To make it up to her, I was contemplating giving her a different gift: Money to contribute to her registered retirement savings plan (RRSP) by the March 1 deadline. The problem? It won't work. The taxman says so. Let me explain.
If your spouse is short on cash to make RRSP contributions but you can help, why wouldn't you? It happens all the time – and no one yet has gone to prison for it. But here's the problem: The Canada Revenue Agency (CRA) says that when you give money to your spouse to contribute to their RRSP, all or part of the withdrawals made from the RRSP will be taxed in your hands – not your spouse's.
How can this be? The CRA has said that an RRSP is "property" under our tax law. If you look closely at the law, it doesn't specifically include RRSPs, but it does define "property" as "property of any kind whatever." It would be hard to exclude RRSPs under this definition.
Since the taxman considers RRSPs to be property, any withdrawals from an RRSP are considered to be "income from property." This opens a can of worms, of sorts. Income from property is subject to the attribution rules under our tax law. You might recall that those rules work so that any income from property can be attributed back to another family member in certain situations.
If, for example, you give money to your spouse to invest, and he or she earns income or capital gains on those funds, that income will be attributed back to you. This includes income resulting from RRSP withdrawals.
So, giving your spouse money to contribute to an RRSP will provide him or her with a tax deduction for that contribution (assuming there's sufficient contribution room), but you'll face the tax on all or part of the withdrawals later.
By the way, the problem doesn't only arise with your spouse. The attribution rules will also cause income earned by your children to be taxed in your hands in certain situations. These rules apply primarily to minor children, who can't open RRSPs, so there isn't a real concern about attribution of RRSP withdrawals in this case.
But what about adult kids? If you lend money to an adult child (which is treated differently than a gift), it's possible that any income from property earned by that child on those funds could be attributed back to you. Specifically, the tax law says that if you lend money to an adult child, and one of the main reasons for the loan is to reduce or avoid the tax that you might otherwise pay, any income earned on the lent funds will be attributed back to you.

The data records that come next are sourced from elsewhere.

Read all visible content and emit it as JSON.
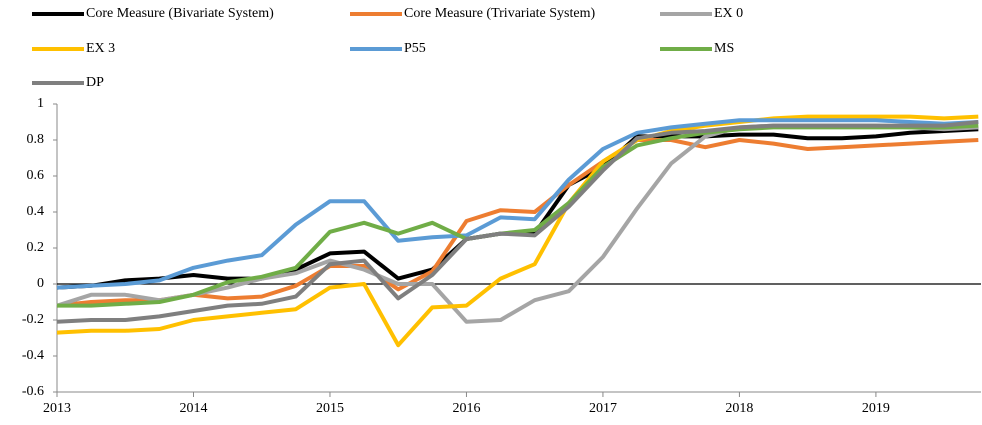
{
  "chart_data": {
    "type": "line",
    "x": [
      2013,
      2013.25,
      2013.5,
      2013.75,
      2014,
      2014.25,
      2014.5,
      2014.75,
      2015,
      2015.25,
      2015.5,
      2015.75,
      2016,
      2016.25,
      2016.5,
      2016.75,
      2017,
      2017.25,
      2017.5,
      2017.75,
      2018,
      2018.25,
      2018.5,
      2018.75,
      2019,
      2019.25,
      2019.5,
      2019.75
    ],
    "series": [
      {
        "name": "Core Measure (Bivariate System)",
        "color": "#000000",
        "values": [
          -0.02,
          -0.01,
          0.02,
          0.03,
          0.05,
          0.03,
          0.03,
          0.08,
          0.17,
          0.18,
          0.03,
          0.08,
          0.25,
          0.28,
          0.28,
          0.55,
          0.65,
          0.82,
          0.82,
          0.82,
          0.83,
          0.83,
          0.81,
          0.81,
          0.82,
          0.84,
          0.85,
          0.86
        ]
      },
      {
        "name": "Core Measure (Trivariate System)",
        "color": "#ed7d31",
        "values": [
          -0.12,
          -0.1,
          -0.09,
          -0.09,
          -0.06,
          -0.08,
          -0.07,
          -0.01,
          0.1,
          0.1,
          -0.03,
          0.07,
          0.35,
          0.41,
          0.4,
          0.55,
          0.68,
          0.8,
          0.8,
          0.76,
          0.8,
          0.78,
          0.75,
          0.76,
          0.77,
          0.78,
          0.79,
          0.8
        ]
      },
      {
        "name": "EX 0",
        "color": "#a5a5a5",
        "values": [
          -0.12,
          -0.06,
          -0.06,
          -0.09,
          -0.06,
          -0.02,
          0.03,
          0.06,
          0.13,
          0.08,
          0.0,
          0.0,
          -0.21,
          -0.2,
          -0.09,
          -0.04,
          0.15,
          0.42,
          0.67,
          0.82,
          0.87,
          0.88,
          0.88,
          0.88,
          0.88,
          0.87,
          0.86,
          0.87
        ]
      },
      {
        "name": "EX 3",
        "color": "#ffc000",
        "values": [
          -0.27,
          -0.26,
          -0.26,
          -0.25,
          -0.2,
          -0.18,
          -0.16,
          -0.14,
          -0.02,
          0.0,
          -0.34,
          -0.13,
          -0.12,
          0.03,
          0.11,
          0.45,
          0.68,
          0.8,
          0.85,
          0.88,
          0.9,
          0.92,
          0.93,
          0.93,
          0.93,
          0.93,
          0.92,
          0.93
        ]
      },
      {
        "name": "P55",
        "color": "#5b9bd5",
        "values": [
          -0.02,
          -0.01,
          0.0,
          0.02,
          0.09,
          0.13,
          0.16,
          0.33,
          0.46,
          0.46,
          0.24,
          0.26,
          0.27,
          0.37,
          0.36,
          0.58,
          0.75,
          0.84,
          0.87,
          0.89,
          0.91,
          0.91,
          0.91,
          0.91,
          0.91,
          0.9,
          0.89,
          0.9
        ]
      },
      {
        "name": "MS",
        "color": "#70ad47",
        "values": [
          -0.12,
          -0.12,
          -0.11,
          -0.1,
          -0.06,
          0.01,
          0.04,
          0.09,
          0.29,
          0.34,
          0.28,
          0.34,
          0.25,
          0.28,
          0.3,
          0.45,
          0.65,
          0.77,
          0.81,
          0.84,
          0.86,
          0.87,
          0.87,
          0.87,
          0.87,
          0.87,
          0.87,
          0.88
        ]
      },
      {
        "name": "DP",
        "color": "#7f7f7f",
        "values": [
          -0.21,
          -0.2,
          -0.2,
          -0.18,
          -0.15,
          -0.12,
          -0.11,
          -0.07,
          0.11,
          0.13,
          -0.08,
          0.05,
          0.25,
          0.28,
          0.27,
          0.43,
          0.63,
          0.81,
          0.84,
          0.85,
          0.87,
          0.88,
          0.88,
          0.88,
          0.88,
          0.88,
          0.88,
          0.9
        ]
      }
    ],
    "xlim": [
      2013,
      2019.77
    ],
    "xticks": [
      2013,
      2014,
      2015,
      2016,
      2017,
      2018,
      2019
    ],
    "ylim": [
      -0.6,
      1
    ],
    "yticks": [
      -0.6,
      -0.4,
      -0.2,
      0,
      0.2,
      0.4,
      0.6,
      0.8,
      1
    ],
    "grid": false
  }
}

So, if you lend money to an adult child to make an RRSP contribution and the taxman argues that you've done this to reduce or avoid taxes yourself, you could face tax on all or some of your child's RRSP withdrawals later.
Now, it's not an easy thing for the taxman to prove that your intention was to reduce or avoid taxes in this case, but the rule and the risk is still there.
Still want to help a family member with RRSP contributions? Consider the following ideas to solve these problems:
- Contribute to a spousal RRSP rather than giving money to your spouse to contribute to his or her own RRSP;
- Your spouse or adult child could borrow from a bank to make RRSP contributions;
- You can lend money to your spouse or adult child and charge the prescribed rate of interest on the loan (attribution won’t apply in this case);
- Make a gift, but don’t lend, money to an adult child to help them make RRSP contributions (sorry, this idea won’t work with your spouse).